Depuis des mois, le marché du travail technologique envoie des signaux inquiétants : grâce à l’IA, moins de place pour les profils juniors, plus de prudence dans l’embauche, plus de stabilité pour ceux qui ont déjà de l’expérience. Les experts et les études universitaires l’ont dit. Aujourd’hui, ces signaux apparaissent pour la première fois dans les données officielles.

Le document de travail signé par Leland Crane et Paul Soto, économistes à la Réserve fédérale, montre qu’aux États-Unis, la croissance de l’emploi des codeurs a fortement ralenti après novembre 2022, soit après l’arrivée de ChatGPT.

L’estimation la plus citée est celle d’environ 500 000 places en moins par rapport à la tendance qui aurait pu être observée sans la diffusion de grands modèles linguistiques. Il faut le lire attentivement : il ne s’agit pas d’un effondrement de l’emploi, mais d’un manque de croissance.

Mais le point le plus utile n’est pas le nombre. C’est la leçon organisationnelle qui ressort des données. L’IA n’affecte pas uniformément une profession entière. Elle affecte d’abord les rôles construits sur des tâches distinctes, séparables du reste du travail et mal intégrées aux responsabilités supérieures. En d’autres termes, les groupes d’emplois les plus faibles sont touchés en premier.

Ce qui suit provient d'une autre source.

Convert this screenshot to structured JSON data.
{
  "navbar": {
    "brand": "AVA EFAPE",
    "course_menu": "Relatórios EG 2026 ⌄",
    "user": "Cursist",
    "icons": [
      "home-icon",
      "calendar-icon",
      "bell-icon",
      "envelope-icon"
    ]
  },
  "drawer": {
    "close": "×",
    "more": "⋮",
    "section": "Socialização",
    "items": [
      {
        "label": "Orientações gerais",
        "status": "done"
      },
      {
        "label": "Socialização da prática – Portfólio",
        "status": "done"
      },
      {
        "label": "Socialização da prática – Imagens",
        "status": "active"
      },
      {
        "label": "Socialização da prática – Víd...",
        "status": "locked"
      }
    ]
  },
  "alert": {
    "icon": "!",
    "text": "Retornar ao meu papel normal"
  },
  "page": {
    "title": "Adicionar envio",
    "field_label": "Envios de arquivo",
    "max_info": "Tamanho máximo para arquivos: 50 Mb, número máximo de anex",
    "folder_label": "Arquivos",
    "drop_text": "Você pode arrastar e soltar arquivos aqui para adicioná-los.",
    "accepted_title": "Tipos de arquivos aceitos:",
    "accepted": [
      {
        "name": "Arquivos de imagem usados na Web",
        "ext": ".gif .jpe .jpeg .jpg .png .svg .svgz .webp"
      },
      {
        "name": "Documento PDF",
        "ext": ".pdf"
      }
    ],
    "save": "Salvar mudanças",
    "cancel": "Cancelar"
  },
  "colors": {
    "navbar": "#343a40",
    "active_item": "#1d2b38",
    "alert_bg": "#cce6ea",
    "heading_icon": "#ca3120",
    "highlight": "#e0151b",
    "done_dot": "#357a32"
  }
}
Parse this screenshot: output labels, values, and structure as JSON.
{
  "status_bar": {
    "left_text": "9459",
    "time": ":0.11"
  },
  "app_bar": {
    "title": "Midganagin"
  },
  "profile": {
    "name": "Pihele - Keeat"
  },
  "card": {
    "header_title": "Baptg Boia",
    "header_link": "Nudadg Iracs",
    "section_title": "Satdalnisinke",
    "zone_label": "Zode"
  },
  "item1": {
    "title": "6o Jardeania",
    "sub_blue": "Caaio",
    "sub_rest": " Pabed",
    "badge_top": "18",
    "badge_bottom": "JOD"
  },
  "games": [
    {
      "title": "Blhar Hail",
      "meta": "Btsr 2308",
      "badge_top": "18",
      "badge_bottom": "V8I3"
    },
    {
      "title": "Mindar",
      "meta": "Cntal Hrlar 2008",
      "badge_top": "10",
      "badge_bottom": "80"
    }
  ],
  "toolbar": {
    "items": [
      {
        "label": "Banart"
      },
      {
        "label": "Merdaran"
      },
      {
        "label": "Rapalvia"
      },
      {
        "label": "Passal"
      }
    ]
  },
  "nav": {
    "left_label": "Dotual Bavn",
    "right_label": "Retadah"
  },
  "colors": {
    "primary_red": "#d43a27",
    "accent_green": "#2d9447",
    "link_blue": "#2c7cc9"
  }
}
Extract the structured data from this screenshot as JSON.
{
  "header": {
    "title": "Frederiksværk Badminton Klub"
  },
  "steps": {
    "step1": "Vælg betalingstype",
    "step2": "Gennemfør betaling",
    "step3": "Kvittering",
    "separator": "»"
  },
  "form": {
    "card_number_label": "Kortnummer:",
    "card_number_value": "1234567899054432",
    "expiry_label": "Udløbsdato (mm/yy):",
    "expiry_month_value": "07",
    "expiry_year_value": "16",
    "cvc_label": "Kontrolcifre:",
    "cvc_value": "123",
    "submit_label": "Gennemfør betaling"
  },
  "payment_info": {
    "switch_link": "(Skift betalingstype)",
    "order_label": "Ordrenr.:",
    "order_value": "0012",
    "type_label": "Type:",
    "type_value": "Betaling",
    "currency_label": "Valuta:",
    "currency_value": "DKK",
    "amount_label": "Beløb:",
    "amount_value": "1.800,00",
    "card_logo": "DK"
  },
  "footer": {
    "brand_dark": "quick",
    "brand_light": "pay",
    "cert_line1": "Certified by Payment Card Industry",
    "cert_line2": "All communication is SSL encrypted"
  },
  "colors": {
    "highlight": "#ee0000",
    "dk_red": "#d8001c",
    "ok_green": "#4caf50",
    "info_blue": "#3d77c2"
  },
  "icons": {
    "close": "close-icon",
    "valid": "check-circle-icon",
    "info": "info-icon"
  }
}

C’est pourquoi les codeurs juniors, les contractuels et les postes de débutants sont particulièrement fragiles, tandis que les profils et rôles seniors combinant programmation, contexte commercial et capacité de décision résistent mieux.

Les données officielles comblent une lacune

Utilisation de la grue et du Soto O*NET Et Enquête démographique actuelle pour mesurer les tendances de l’emploi dans les professions à forte intensité de programmation. Même après ajustement pour tenir compte des ralentissements dans certains secteurs, ils constatent que la croissance annuelle de l’emploi des codeurs est d’environ 3 points de pourcentage inférieure à ce qu’elle était avant ChatGPT. L’emploi continue de croître, mais beaucoup moins qu’auparavant. Dans les secteurs plus denses en programmeurs, le ralentissement est encore plus visible.

Et une autre donnée permet de comprendre le phénomène : environ 40 % des codeurs travaillent dans conception de systèmes informatiques et services connexesun domaine qui comprend de nombreuses activités de sous-traitance et de conseil en logiciels. Ici, le travail tend à être plus modulaire, plus assignable en blocs, plus facile à compresser lorsqu’une partie de la production est automatisée.

Cette étape est également importante pour ceux qui gèrent les personnes et les budgets. Jusqu’à présent, de nombreuses entreprises considéraient l’IA avant tout comme un levier de productivité individuelle. L’article montre que l’effet est déjà suffisamment fort pour apparaître dans les statistiques globales de l’emploi, du moins dans le codage. Il ne s’agit plus seulement d’adopter des outils. C’est un problème de structure des rôles.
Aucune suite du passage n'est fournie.